Thankfully, this is when Kaze chooses to arrive, but when he tries to rely on the Magun, it doesn’t respond, leading the monsters to turn on him. This… well let’s just say that it leads to the hilarious line: “Kaze was just eaten!” This episode is great.
Lisa then reaches inside of herself to use her Kigen Arts to revive Ai rather than CPR. The spirits are favourable and Ai revives, but the party is still surrounded by monsters. By the way, the monsters are, uh… breathing loudly… and in a distinctive pattern? I wouldn’t be surprised if you told me they were actually saying Japanese words in an extremely drawn-out fashion, or something like that?

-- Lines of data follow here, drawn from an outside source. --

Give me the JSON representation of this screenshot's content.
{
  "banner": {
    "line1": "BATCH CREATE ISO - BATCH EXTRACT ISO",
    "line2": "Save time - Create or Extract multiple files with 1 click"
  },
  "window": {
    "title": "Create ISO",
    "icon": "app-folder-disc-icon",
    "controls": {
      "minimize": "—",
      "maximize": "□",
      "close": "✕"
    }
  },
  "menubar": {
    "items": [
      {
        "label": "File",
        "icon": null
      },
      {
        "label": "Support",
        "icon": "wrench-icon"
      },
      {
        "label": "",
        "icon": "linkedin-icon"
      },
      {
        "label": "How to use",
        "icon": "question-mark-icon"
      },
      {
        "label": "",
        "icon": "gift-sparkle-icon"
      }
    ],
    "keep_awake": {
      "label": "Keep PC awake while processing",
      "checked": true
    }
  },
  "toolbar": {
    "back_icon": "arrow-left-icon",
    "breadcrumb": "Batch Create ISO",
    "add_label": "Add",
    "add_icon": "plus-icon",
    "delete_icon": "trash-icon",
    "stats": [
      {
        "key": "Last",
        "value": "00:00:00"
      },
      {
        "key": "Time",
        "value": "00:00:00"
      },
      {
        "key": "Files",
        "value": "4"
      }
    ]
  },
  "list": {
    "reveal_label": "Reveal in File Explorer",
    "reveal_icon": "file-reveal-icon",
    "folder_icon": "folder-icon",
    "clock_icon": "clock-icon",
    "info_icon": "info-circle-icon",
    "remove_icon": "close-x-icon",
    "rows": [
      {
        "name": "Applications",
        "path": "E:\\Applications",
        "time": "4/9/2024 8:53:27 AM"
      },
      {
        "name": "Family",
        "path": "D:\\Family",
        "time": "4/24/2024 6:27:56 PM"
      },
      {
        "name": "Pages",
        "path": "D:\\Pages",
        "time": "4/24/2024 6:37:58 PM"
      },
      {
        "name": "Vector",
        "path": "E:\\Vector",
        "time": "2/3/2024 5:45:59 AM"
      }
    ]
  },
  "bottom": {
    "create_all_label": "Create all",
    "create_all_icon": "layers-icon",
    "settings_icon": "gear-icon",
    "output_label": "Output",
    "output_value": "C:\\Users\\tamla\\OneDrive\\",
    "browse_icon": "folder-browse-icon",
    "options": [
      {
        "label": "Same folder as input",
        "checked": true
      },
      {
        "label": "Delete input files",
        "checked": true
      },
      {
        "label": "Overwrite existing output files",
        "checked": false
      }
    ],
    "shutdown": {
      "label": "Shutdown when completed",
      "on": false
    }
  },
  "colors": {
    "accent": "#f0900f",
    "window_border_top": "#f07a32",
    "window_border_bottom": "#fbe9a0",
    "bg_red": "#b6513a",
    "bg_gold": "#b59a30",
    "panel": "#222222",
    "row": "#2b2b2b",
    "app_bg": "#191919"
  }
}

Lisa reacts to this, saying that the only way to save the kids would be to sacrifice herself by turning herself into Kigen energy.
Thankfully, Kaze is still alive in a plant monster’s stomach, because we can’t rely on ourselves, now can we! This leads to yet another funny bit where Kaze gives his usual speech inside a monster’s belly, as seen from the outside.
The soil charge triad to use on you has been decided!
Grinding and devouring rocks: Sharp Gray.
The soil that drinks thirst: Water Blue.
And finally, that which can even feed on empty space: Crusher White.
Roar! I summon you! Bismark!
Oh dear. The whale. That poor monster.
Bismark summons a huge pillar of water that destroys the monsters and debilitates Herba’s dandelion ship, destroying the oasis in the process. After a little conversation, the party starts feeling an earthquake, after which Lisa says “Maybe the ground is loosening up?” at which point the ground abruptly pops open in a giant pit, dropping the party into the earth with perfect comedic timing.
This was a good episode. I’m going to miss this episode.